We'll just assign homework for our clients to go outside and make regular friends off the internet. They can have internet-based relationships too, but they need real life people to sand the edges off. You will get roasted into oblivion if you dress up in full (inaccurate) Viking garb and jump into a lake while wielding axes unironically.
Maybe this is all a grand conspiracy to make LARP-ing cool

EDIT: I think there is also a lot of value in real-world relationships not just for maturing identity, but also for various identity functions such as practicing evolving identity (as new experiences lead you to reshape it) and prioritizing it appropriately as one facet of yourself, etc.
 
Last edited:
  • Haha
Reactions: 1 users
We'll just assign homework for our clients to go outside and make regular friends off the internet. They can have internet-based relationships too, but they need real life people to sand the edges off. You will get roasted into oblivion if you dress up in full (inaccurate) Viking garb and jump into a lake while wielding axes unironically.
231113-Jacob-Chansley-qanon-shaman-al-0716-7d0d5d.jpg


Someone should have told this guy.
 
  • Haha
Reactions: 2 users
Maybe this is all a grand conspiracy to make LARP-ing cool
The OG LARP-ers are already unimpressed because they keep drawing lines on their chins like it was definitely a thing.
 
Its interesting to think of "red pilling" as a fantasy, and what that particular fantasy means about the people who hold it. An interesting facet of this particular one is that it is not a "get rich quick" or "gimme gimme" sort of vibe, or even quite "the Other is ruining things for us" but a "I can achieve success if I work hard" (by lifting weights, etc.). I think that says a lot about how disempowered and hopeless these young men feel, probably in large part because of the modern economy.


A lot of red-pillers idealize Roman culture, I think these particular ones need a discussion of the Roman myth of Echo and Narcissus

As a hilarious aside, for as much as these folks lionize Roman culture as supposedly promoting 'virility', actual Roman texts use the word exactly the same way that romance writers use the word 'manhood'. That is, as a polite euphemism for male genitalia.
 
100% agree. For those who may not see the connection, White Supremacy and Christofacists (often they are the same people) have hijacked Norse Mythology to claim that "pure white bloodlines" of the Vikings is the ideal. Various Viking and Nordic symbolism and myths have been twisted to fit a white-centric view of the world. More info: White supremacists are misappropriating Norse mythology, says expert

As someone who in the past spent a lot of time socially with some (non-racist) Asatruars, there has been an issue with white supremacists for a long time. Some people arrive at this from being dissatisfied with organized religions, looking for alternatives, and being told that they should not engage with spiritualities that they do not have a blood connection to. This is usually motivated by well-meaning concerns about cultural appropriation but for some people once you start stressing the importance of genetic descent and a narrow view of "heritage", it can start going to very ugly places.

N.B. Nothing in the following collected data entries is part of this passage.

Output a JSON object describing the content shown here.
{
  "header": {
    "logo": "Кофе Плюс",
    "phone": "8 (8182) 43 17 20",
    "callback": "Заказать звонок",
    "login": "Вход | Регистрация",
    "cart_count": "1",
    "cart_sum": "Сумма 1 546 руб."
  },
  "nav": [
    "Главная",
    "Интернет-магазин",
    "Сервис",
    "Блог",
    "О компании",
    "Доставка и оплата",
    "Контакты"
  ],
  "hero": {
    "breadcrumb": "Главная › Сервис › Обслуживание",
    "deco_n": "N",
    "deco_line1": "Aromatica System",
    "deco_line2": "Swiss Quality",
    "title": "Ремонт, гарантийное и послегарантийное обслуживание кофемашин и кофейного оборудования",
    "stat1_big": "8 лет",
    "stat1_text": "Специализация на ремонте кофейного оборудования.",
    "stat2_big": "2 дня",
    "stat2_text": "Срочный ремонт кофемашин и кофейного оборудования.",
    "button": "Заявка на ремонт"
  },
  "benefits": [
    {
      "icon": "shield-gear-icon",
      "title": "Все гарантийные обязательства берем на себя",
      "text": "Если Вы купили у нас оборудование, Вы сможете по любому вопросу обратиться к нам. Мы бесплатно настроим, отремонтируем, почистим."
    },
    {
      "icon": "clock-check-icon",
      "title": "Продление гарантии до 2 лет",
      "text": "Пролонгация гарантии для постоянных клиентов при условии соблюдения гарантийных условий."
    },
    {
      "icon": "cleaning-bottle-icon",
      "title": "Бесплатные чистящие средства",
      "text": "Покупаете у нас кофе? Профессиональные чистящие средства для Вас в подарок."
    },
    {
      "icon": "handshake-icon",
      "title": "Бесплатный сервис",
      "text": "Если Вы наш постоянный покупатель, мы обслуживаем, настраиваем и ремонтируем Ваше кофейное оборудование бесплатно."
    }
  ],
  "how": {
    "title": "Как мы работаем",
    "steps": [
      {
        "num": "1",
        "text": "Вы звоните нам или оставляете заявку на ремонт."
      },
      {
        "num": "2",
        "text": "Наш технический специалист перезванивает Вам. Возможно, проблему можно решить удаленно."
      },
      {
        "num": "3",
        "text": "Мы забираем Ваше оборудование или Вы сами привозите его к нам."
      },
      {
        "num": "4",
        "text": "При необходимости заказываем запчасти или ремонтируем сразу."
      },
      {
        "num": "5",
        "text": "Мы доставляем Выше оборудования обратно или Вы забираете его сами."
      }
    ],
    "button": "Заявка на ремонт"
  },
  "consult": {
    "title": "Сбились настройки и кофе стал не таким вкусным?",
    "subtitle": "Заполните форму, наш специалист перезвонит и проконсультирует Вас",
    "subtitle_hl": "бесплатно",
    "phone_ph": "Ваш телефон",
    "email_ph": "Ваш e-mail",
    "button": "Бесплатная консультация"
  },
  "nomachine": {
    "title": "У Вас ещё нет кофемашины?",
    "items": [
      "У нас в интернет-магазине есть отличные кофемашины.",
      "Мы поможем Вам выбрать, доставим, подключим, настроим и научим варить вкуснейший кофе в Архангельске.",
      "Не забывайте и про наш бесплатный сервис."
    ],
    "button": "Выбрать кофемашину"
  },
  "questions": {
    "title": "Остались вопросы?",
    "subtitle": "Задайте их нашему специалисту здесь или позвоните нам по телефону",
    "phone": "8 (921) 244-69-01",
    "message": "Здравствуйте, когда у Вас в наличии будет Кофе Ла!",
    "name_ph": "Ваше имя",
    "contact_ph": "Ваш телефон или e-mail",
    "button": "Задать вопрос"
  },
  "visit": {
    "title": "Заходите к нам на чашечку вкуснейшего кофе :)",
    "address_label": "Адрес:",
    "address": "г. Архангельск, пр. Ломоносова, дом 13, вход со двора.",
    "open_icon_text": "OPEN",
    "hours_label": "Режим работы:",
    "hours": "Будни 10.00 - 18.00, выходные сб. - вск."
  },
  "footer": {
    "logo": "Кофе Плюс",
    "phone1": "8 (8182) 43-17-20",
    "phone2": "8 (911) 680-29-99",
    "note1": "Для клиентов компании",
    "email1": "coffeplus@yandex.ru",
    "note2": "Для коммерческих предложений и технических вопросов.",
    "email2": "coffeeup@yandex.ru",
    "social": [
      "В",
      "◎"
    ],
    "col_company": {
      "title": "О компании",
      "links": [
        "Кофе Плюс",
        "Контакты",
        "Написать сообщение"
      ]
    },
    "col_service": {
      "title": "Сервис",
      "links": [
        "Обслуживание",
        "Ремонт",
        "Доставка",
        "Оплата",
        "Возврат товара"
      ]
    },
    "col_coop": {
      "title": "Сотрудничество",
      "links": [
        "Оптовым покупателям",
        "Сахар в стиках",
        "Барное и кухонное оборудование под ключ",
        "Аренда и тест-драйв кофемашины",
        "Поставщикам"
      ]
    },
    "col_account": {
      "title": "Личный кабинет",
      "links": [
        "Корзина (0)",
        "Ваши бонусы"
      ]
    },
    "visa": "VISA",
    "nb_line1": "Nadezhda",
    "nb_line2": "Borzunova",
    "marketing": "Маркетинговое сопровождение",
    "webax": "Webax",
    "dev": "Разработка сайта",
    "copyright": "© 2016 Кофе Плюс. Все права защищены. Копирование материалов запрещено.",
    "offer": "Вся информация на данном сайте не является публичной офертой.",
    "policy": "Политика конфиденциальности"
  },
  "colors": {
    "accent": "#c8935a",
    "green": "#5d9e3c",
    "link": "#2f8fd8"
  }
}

They are not generally Christofascists in any meaningful sense, though, that is too much like "Semitic religion." These sorts of folks are the ones who burn churches in Scandinavia.
 
The OG LARP-ers are already unimpressed because they keep drawing lines on their chins like it was definitely a thing.

Heck, if you really want someone to demolish them viciously, send them in their faux-historical get-ups to a Society for Creative Anachronism meeting. They will get a detailed assessment of the 27 ways in which their garb is inaccurate and why the name they have chosen for themselves is utterly ahistorical.